Daniel has recently finished working on his second feature film, The Keeping Room (2014) written by Julia Hart, which was filmed entirely in Romania, doubling for North Carolina – the area has become a hub for movie making in recent years. Set in the dying days of the American Civil War, the film tells the story of three women fighting to survive in desperate times where the antagonists are two rogue soldiers. The film differentiates from the conventional western as it has the three women in the centre roles, with men placed in the side lines. Daniel discusses how it was to have this departure: “It was a fantastic opportunity to make a film with such strong female characters. In most films, the women’s roles are reduced to the love interest where the only conversation they have is about the men in the film.” The Keeping Room premiered at the Toronto Film Festival in September and distribution has already been sold in the UK to Lionsgate, who also distributed his previous project. The Keeping Room will be released in the UK early next year.

Daniel’s projects have often begun at his kitchen table top, starting on the production of a script between director and writer. The industry has helped him to develop as an individual and created a foundation for his confidence. “I’m a student of body language, I endlessly observe people, watch what they do and how they do it, this feeds my work, and helps to make it both natural and real” he says.
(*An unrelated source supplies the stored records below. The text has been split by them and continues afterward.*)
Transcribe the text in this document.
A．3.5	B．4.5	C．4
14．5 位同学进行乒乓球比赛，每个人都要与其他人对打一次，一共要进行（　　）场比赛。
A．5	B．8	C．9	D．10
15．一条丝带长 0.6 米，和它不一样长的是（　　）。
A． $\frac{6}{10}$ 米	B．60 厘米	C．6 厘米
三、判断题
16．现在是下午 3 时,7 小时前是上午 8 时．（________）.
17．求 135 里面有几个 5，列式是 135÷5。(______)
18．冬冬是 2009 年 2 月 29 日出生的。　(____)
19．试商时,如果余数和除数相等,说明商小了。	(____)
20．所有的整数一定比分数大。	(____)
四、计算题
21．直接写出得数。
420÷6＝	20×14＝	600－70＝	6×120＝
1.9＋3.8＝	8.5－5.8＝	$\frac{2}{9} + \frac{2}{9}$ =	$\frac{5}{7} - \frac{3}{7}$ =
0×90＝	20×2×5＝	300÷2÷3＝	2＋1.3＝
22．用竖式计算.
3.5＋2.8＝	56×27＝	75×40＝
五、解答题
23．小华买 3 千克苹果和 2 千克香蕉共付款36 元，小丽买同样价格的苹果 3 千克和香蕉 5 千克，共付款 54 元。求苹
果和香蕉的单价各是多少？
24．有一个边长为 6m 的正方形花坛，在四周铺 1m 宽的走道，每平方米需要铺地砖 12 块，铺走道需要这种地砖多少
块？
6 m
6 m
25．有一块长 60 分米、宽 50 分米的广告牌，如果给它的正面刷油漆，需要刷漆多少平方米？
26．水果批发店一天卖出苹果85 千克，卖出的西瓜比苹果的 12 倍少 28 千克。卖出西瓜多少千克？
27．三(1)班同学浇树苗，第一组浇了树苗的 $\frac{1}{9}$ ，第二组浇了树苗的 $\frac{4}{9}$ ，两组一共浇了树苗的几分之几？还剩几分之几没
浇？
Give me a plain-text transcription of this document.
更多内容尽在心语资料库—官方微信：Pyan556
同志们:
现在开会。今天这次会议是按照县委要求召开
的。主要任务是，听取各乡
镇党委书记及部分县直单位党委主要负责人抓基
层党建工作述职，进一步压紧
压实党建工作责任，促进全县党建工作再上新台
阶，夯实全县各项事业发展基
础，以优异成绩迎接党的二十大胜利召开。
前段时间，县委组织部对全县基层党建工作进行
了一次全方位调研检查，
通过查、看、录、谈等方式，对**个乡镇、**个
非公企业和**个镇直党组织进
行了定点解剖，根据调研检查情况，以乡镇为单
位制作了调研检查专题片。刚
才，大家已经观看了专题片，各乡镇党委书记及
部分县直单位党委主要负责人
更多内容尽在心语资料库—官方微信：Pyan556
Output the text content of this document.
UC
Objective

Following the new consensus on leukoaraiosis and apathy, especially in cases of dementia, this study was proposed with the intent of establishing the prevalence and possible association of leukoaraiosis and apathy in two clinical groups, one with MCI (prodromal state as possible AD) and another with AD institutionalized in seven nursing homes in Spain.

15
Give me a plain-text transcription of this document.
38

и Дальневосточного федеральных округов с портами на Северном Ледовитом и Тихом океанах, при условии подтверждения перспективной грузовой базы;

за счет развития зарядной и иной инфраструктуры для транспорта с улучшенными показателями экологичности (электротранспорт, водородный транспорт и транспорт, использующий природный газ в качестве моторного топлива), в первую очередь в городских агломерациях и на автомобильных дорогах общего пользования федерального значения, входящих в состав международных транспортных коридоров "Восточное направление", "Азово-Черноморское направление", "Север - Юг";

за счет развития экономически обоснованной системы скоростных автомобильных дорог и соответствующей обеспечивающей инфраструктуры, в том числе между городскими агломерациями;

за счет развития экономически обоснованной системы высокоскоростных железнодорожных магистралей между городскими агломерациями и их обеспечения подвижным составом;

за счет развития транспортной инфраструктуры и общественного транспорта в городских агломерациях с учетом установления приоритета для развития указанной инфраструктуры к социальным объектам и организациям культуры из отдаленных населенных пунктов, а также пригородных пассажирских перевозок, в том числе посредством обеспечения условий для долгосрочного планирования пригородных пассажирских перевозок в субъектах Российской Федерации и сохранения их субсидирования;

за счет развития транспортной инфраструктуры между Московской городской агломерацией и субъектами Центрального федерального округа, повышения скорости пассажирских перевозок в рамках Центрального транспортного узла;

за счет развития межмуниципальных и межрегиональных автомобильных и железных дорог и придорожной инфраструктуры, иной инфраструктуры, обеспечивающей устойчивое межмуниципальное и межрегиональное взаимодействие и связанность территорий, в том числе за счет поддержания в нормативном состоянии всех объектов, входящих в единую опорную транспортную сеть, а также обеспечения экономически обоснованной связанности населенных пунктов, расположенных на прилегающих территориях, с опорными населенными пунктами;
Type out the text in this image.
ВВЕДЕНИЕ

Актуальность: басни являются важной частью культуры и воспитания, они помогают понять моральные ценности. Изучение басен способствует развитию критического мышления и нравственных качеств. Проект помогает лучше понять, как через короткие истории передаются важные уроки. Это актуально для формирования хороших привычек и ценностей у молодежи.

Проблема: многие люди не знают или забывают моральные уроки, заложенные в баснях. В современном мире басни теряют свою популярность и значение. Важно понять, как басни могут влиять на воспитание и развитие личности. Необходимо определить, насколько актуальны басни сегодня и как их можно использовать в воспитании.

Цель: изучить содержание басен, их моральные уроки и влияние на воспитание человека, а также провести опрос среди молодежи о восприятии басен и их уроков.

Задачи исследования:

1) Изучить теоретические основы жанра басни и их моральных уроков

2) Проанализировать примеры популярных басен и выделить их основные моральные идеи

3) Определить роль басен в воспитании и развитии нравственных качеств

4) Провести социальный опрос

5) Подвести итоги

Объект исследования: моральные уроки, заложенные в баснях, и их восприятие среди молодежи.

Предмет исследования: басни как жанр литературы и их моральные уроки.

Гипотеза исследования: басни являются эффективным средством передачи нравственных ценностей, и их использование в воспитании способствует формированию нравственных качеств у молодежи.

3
Today his career is looking bright; he is able to work on personal projects as scripts keep flying in. He has decided, as ever, that he is going to choose his next very carefully, feeling strongly that creativity cannot be forced. The process for Daniel is always born of the story. He will always want to affect people with his filmography, he wants to tell stories that pass on a message and cause people to ask questions. He wants to treat the audience with intelligence, rather than force-feed them. He wants the audience to be moved by his films, for them to cause and create conversation. Living along Colville Place, we dip in and out of conversation about many local businesses, florists and restaurants. We discuss the meaning of local, we talk on and on about the elusive thing that is working creatively, Daniel is somebody I admire for his unique way of making creativity happen.